Date of Conferral

2015

Degree

Ph.D.

School

Psychology

Advisor

Maxwell Rainforth

Abstract

Violent behaviors among adolescents serve as a disruption to many aspects of society. If these behaviors remain uncorrected, there is increased potential for serious self-harm, harm to others, incarceration, and escalation of violence into homicide or suicide. The purpose of this study was to examine the relationship between youth exposure to community violence and adolescents' social information processing underlying aggressive responses, as well as the potential role of gender in moderating this relationship.
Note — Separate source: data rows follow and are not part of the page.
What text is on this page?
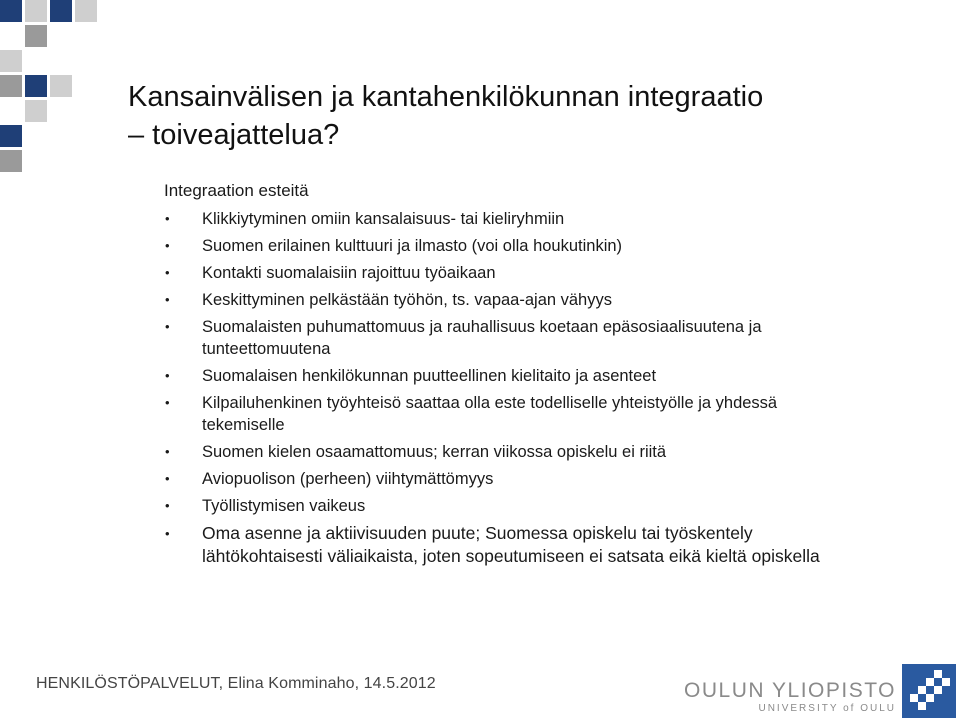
Kansainvälisen ja kantahenkilökunnan integraatio
– toiveajattelua?
Integraation esteitä
• Klikkiytyminen omiin kansalaisuus- tai kieliryhmiin
• Suomen erilainen kulttuuri ja ilmasto (voi olla houkutinkin)
• Kontakti suomalaisiin rajoittuu työaikaan
• Keskittyminen pelkästään työhön, ts. vapaa-ajan vähyys
• Suomalaisten puhumattomuus ja rauhallisuus koetaan epäsosiaalisuutena ja tunteettomuutena
• Suomalaisen henkilökunnan puutteellinen kielitaito ja asenteet
• Kilpailuhenkinen työyhteisö saattaa olla este todelliselle yhteistyölle ja yhdessä tekemiselle
• Suomen kielen osaamattomuus; kerran viikossa opiskelu ei riitä
• Aviopuolison (perheen) viihtymättömyys
• Työllistymisen vaikeus
• Oma asenne ja aktiivisuuden puute; Suomessa opiskelu tai työskentely lähtökohtaisesti väliaikaista, joten sopeutumiseen ei satsata eikä kieltä opiskella
HENKILÖSTÖPALVELUT, Elina Komminaho, 14.5.2012	OULUN YLIOPISTO
UNIVERSITY of OULU
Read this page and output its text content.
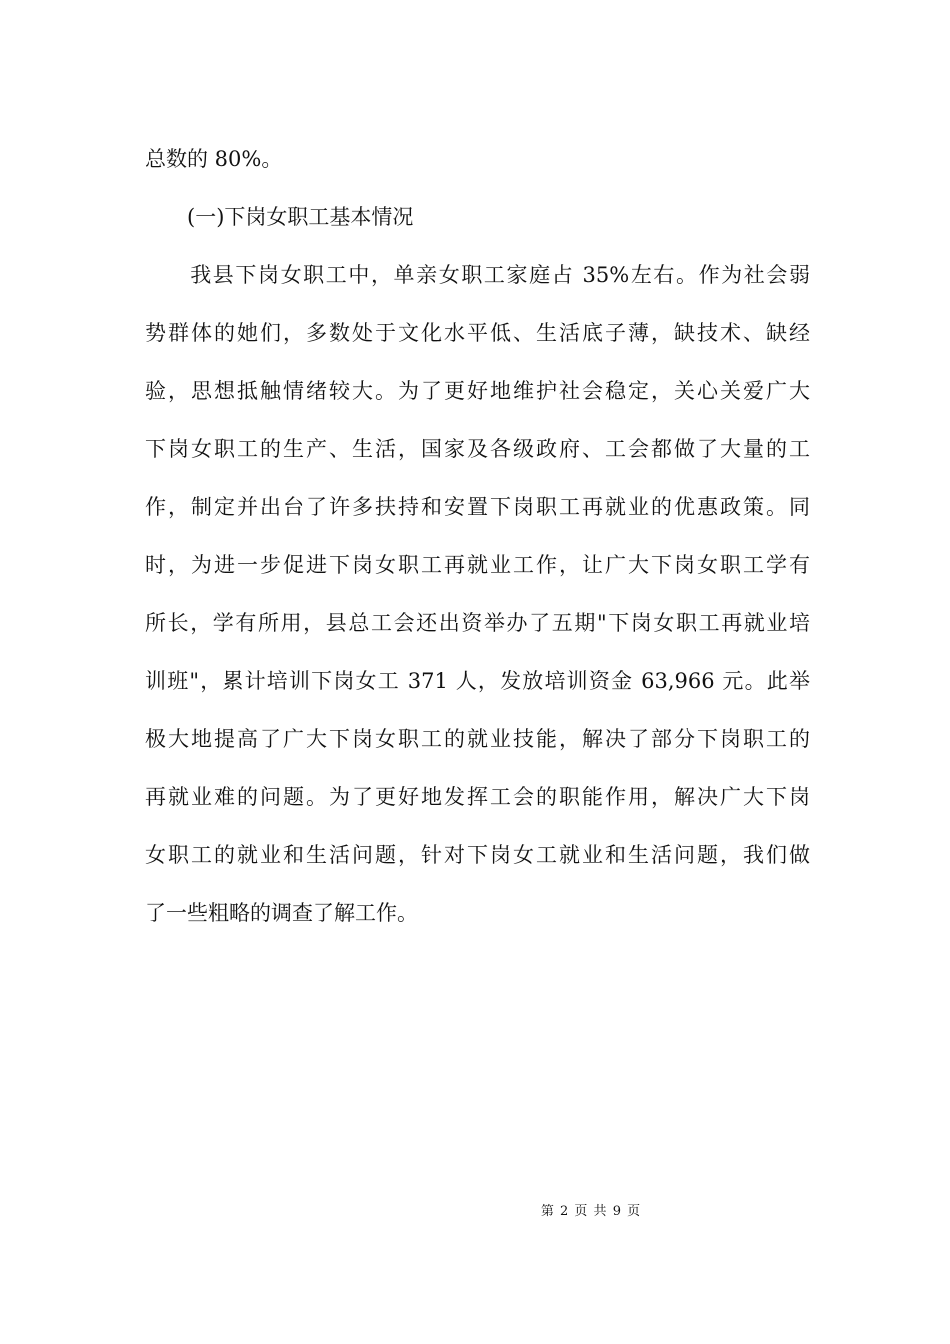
总数的 80%。
　　(一)下岗女职工基本情况
　　我县下岗女职工中，单亲女职工家庭占 35%左右。作为社会弱
势群体的她们，多数处于文化水平低、生活底子薄，缺技术、缺经
验，思想抵触情绪较大。为了更好地维护社会稳定，关心关爱广大
下岗女职工的生产、生活，国家及各级政府、工会都做了大量的工
作，制定并出台了许多扶持和安置下岗职工再就业的优惠政策。同
时，为进一步促进下岗女职工再就业工作，让广大下岗女职工学有
所长，学有所用，县总工会还出资举办了五期"下岗女职工再就业培
训班"，累计培训下岗女工 371 人，发放培训资金 63,966 元。此举
极大地提高了广大下岗女职工的就业技能，解决了部分下岗职工的
再就业难的问题。为了更好地发挥工会的职能作用，解决广大下岗
女职工的就业和生活问题，针对下岗女工就业和生活问题，我们做
了一些粗略的调查了解工作。
第 2 页 共 9 页
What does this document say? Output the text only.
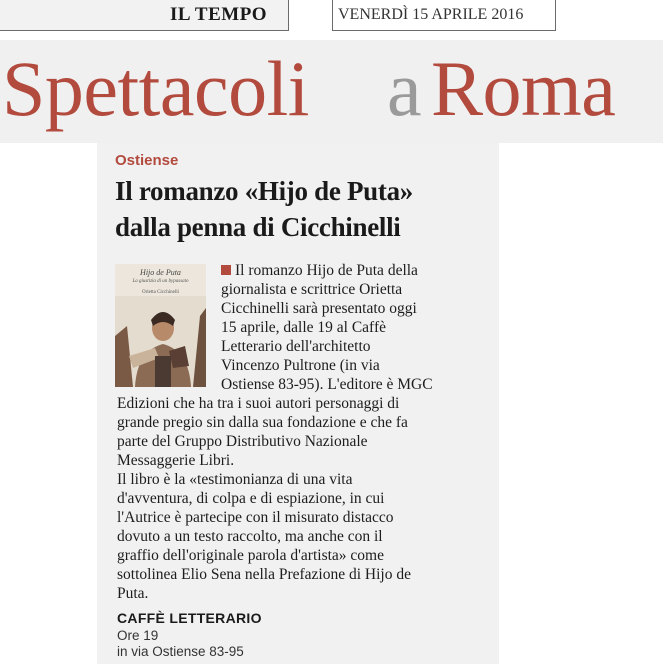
IL TEMPO	VENERDÌ 15 APRILE 2016
Spettacoli a Roma
Ostiense
Il romanzo «Hijo de Puta»
dalla penna di Cicchinelli
Hijo de Puta
La giustizia di un bypassato
Orietta Cicchinelli
Il romanzo Hijo de Puta della
giornalista e scrittrice Orietta
Cicchinelli sarà presentato oggi
15 aprile, dalle 19 al Caffè
Letterario dell'architetto
Vincenzo Pultrone (in via
Ostiense 83-95). L'editore è MGC
Edizioni che ha tra i suoi autori personaggi di
grande pregio sin dalla sua fondazione e che fa
parte del Gruppo Distributivo Nazionale
Messaggerie Libri.
Il libro è la «testimonianza di una vita
d'avventura, di colpa e di espiazione, in cui
l'Autrice è partecipe con il misurato distacco
dovuto a un testo raccolto, ma anche con il
graffio dell'originale parola d'artista» come
sottolinea Elio Sena nella Prefazione di Hijo de
Puta.
CAFFÈ LETTERARIO
Ore 19
in via Ostiense 83-95
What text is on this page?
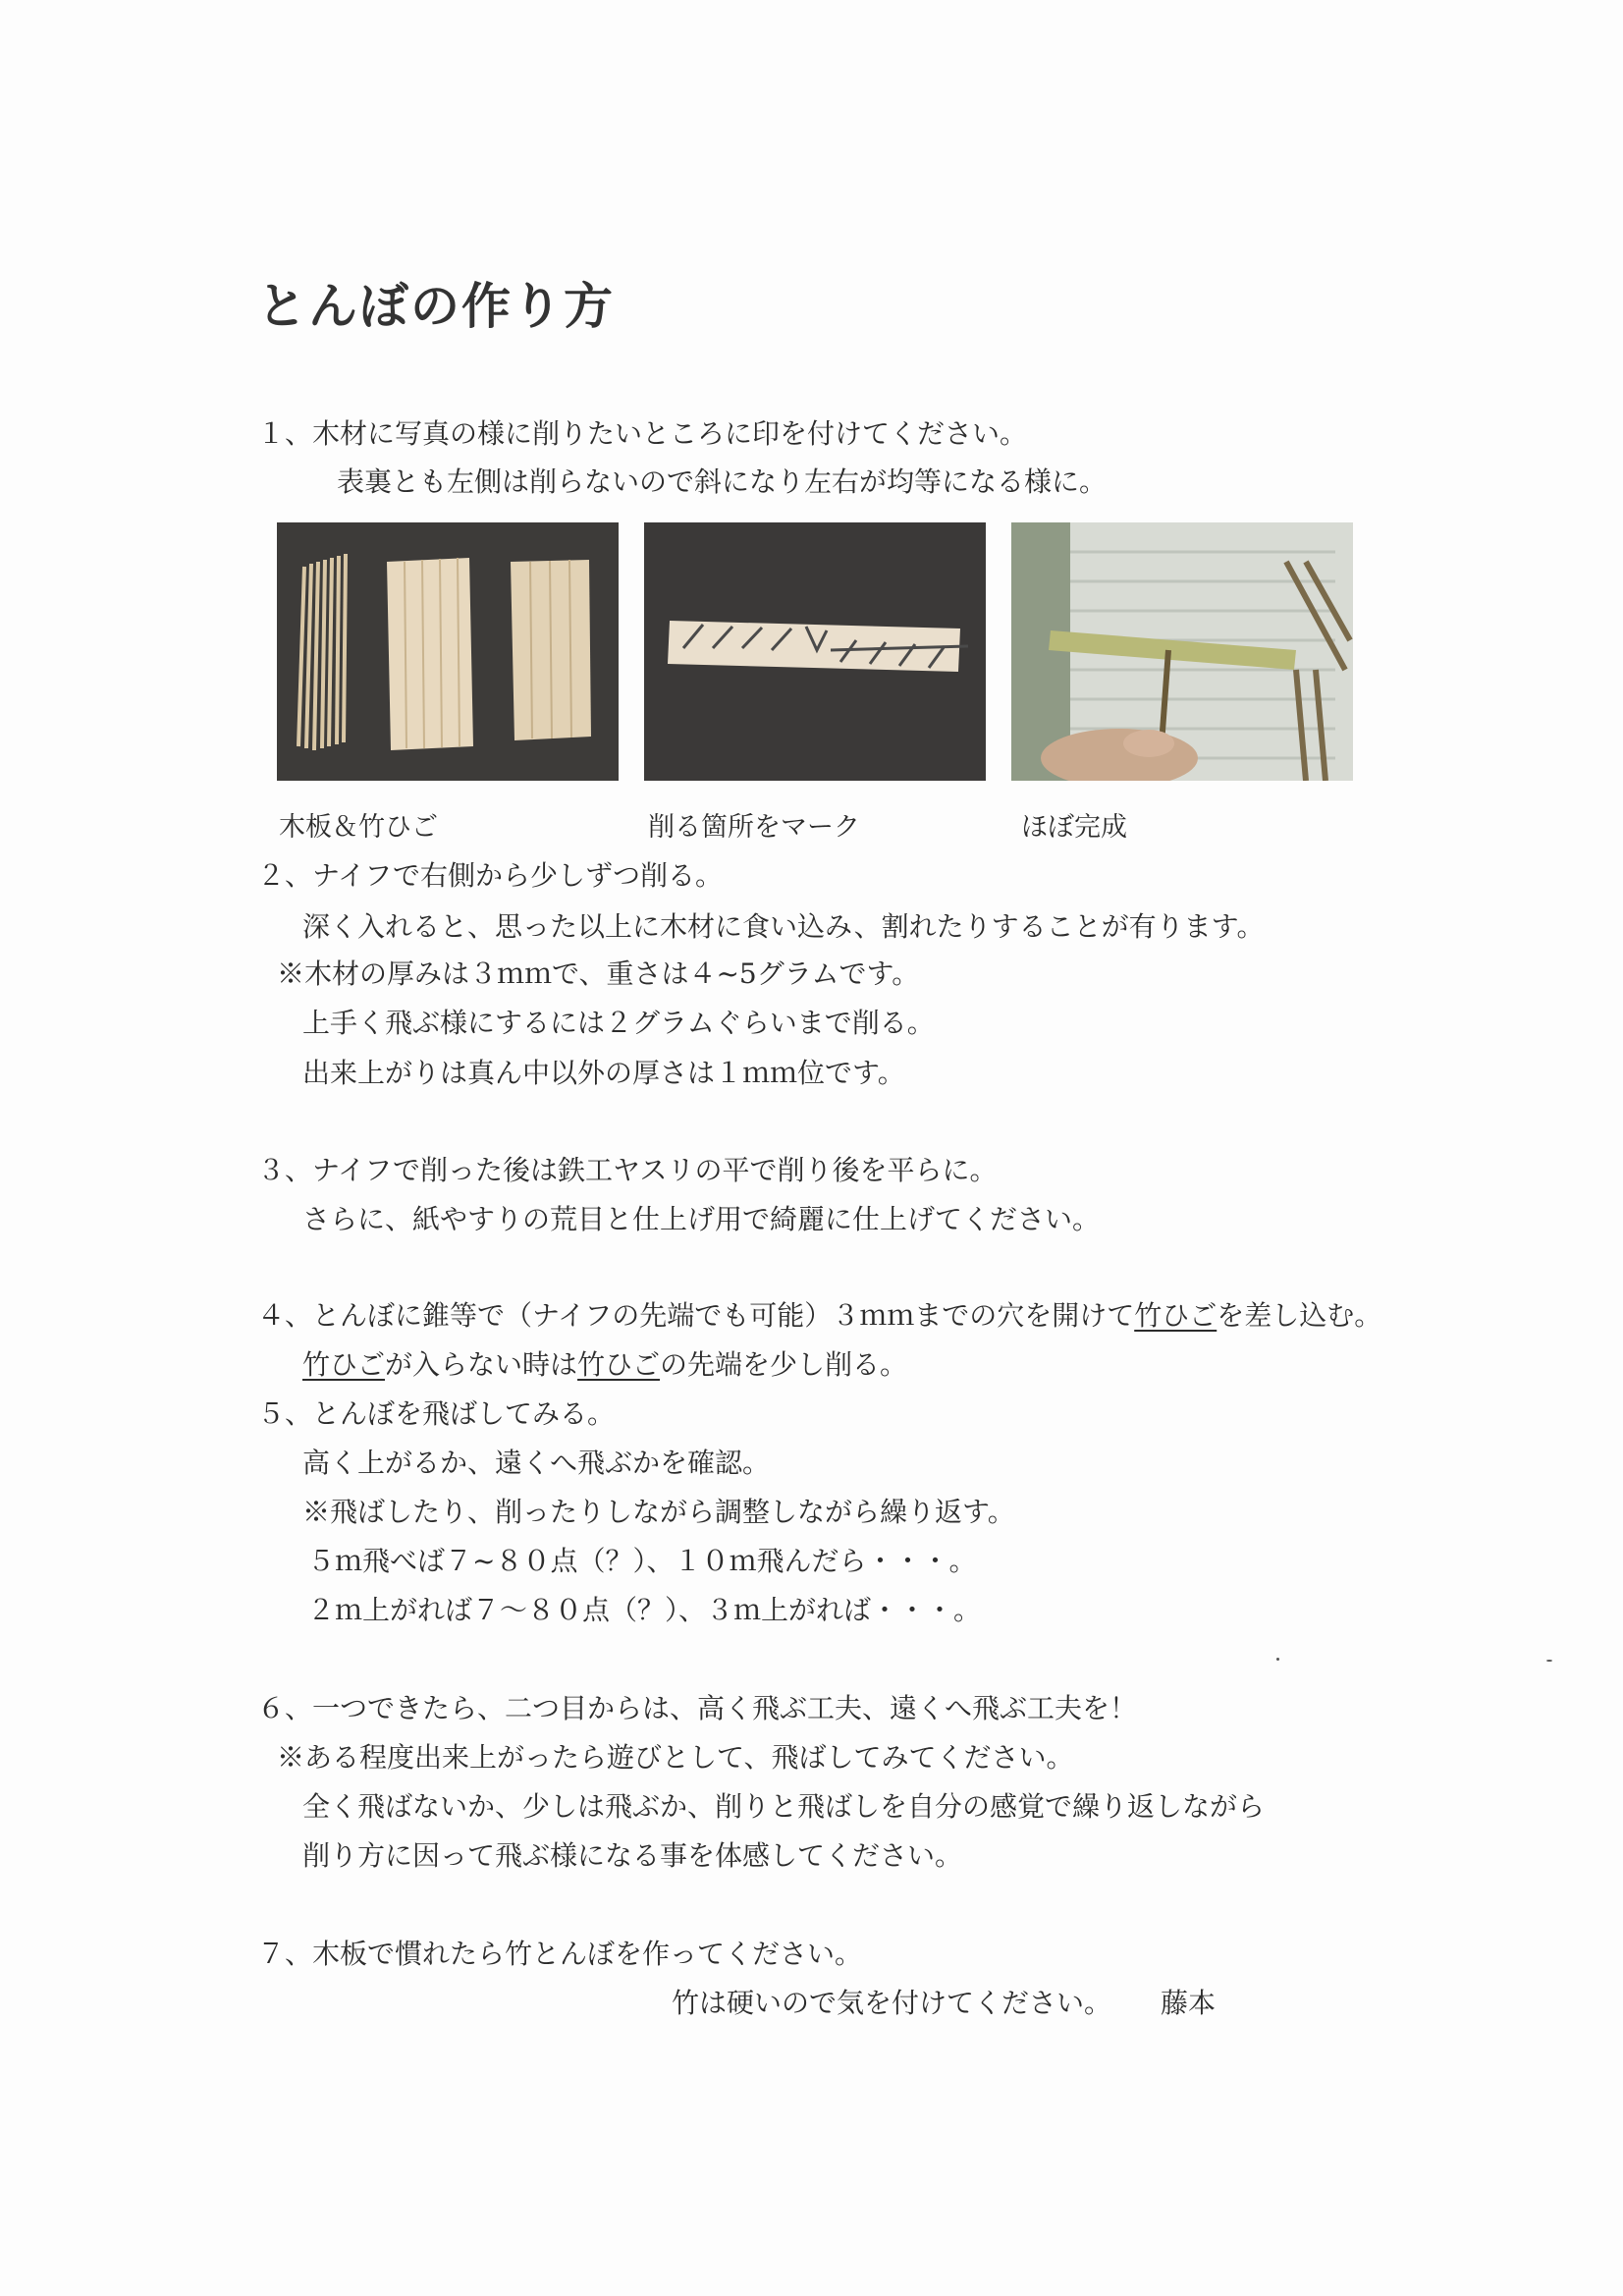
とんぼの作り方
１、木材に写真の様に削りたいところに印を付けてください。
表裏とも左側は削らないので斜になり左右が均等になる様に。
木板＆竹ひご	削る箇所をマーク	ほぼ完成
２、ナイフで右側から少しずつ削る。
深く入れると、思った以上に木材に食い込み、割れたりすることが有ります。
※木材の厚みは３ｍｍで、重さは４~5グラムです。
上手く飛ぶ様にするには２グラムぐらいまで削る。
出来上がりは真ん中以外の厚さは１ｍｍ位です。
３、ナイフで削った後は鉄工ヤスリの平で削り後を平らに。
さらに、紙やすりの荒目と仕上げ用で綺麗に仕上げてください。
４、とんぼに錐等で（ナイフの先端でも可能）３ｍｍまでの穴を開けて竹ひごを差し込む。
竹ひごが入らない時は竹ひごの先端を少し削る。
５、とんぼを飛ばしてみる。
高く上がるか、遠くへ飛ぶかを確認。
※飛ばしたり、削ったりしながら調整しながら繰り返す。
５ｍ飛べば７~８０点（？）、１０ｍ飛んだら・・・。
２ｍ上がれば７～８０点（？）、３ｍ上がれば・・・。
６、一つできたら、二つ目からは、高く飛ぶ工夫、遠くへ飛ぶ工夫を！
※ある程度出来上がったら遊びとして、飛ばしてみてください。
全く飛ばないか、少しは飛ぶか、削りと飛ばしを自分の感覚で繰り返しながら
削り方に因って飛ぶ様になる事を体感してください。
７、木板で慣れたら竹とんぼを作ってください。
竹は硬いので気を付けてください。 藤本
A sample of 160 male and female 18-year-olds from the Midwestern United States completed an online survey, which included the Things I Have Seen and Heard (TISH) Scale to assess exposure to community violence and a measure of aggressive responding to ambiguous social situations, based on 4 vignettes devised by Crick and Dodge. The data were analyzed using moderated multiple regression analysis and correlational analysis. Results indicated that a relationship between community violence exposure and adolescents' social information processing of aggressive responses is moderated by gender; there was a significant correlation between TISH scores and the total score from the vignettes among females but not among males. The study results suggest that school-based interventions and violence prevention programs should target the ways in which adolescent girls and young women make decisions when placed in ambiguous or potentially threatening situations, with reference to the level of community violence to which they have been exposed. Hence, this study has implications for positive social change to break the cycle of community violence, based upon enhancing the understanding of mechanisms that relate previous exposure to violence and aggressive responding among youth.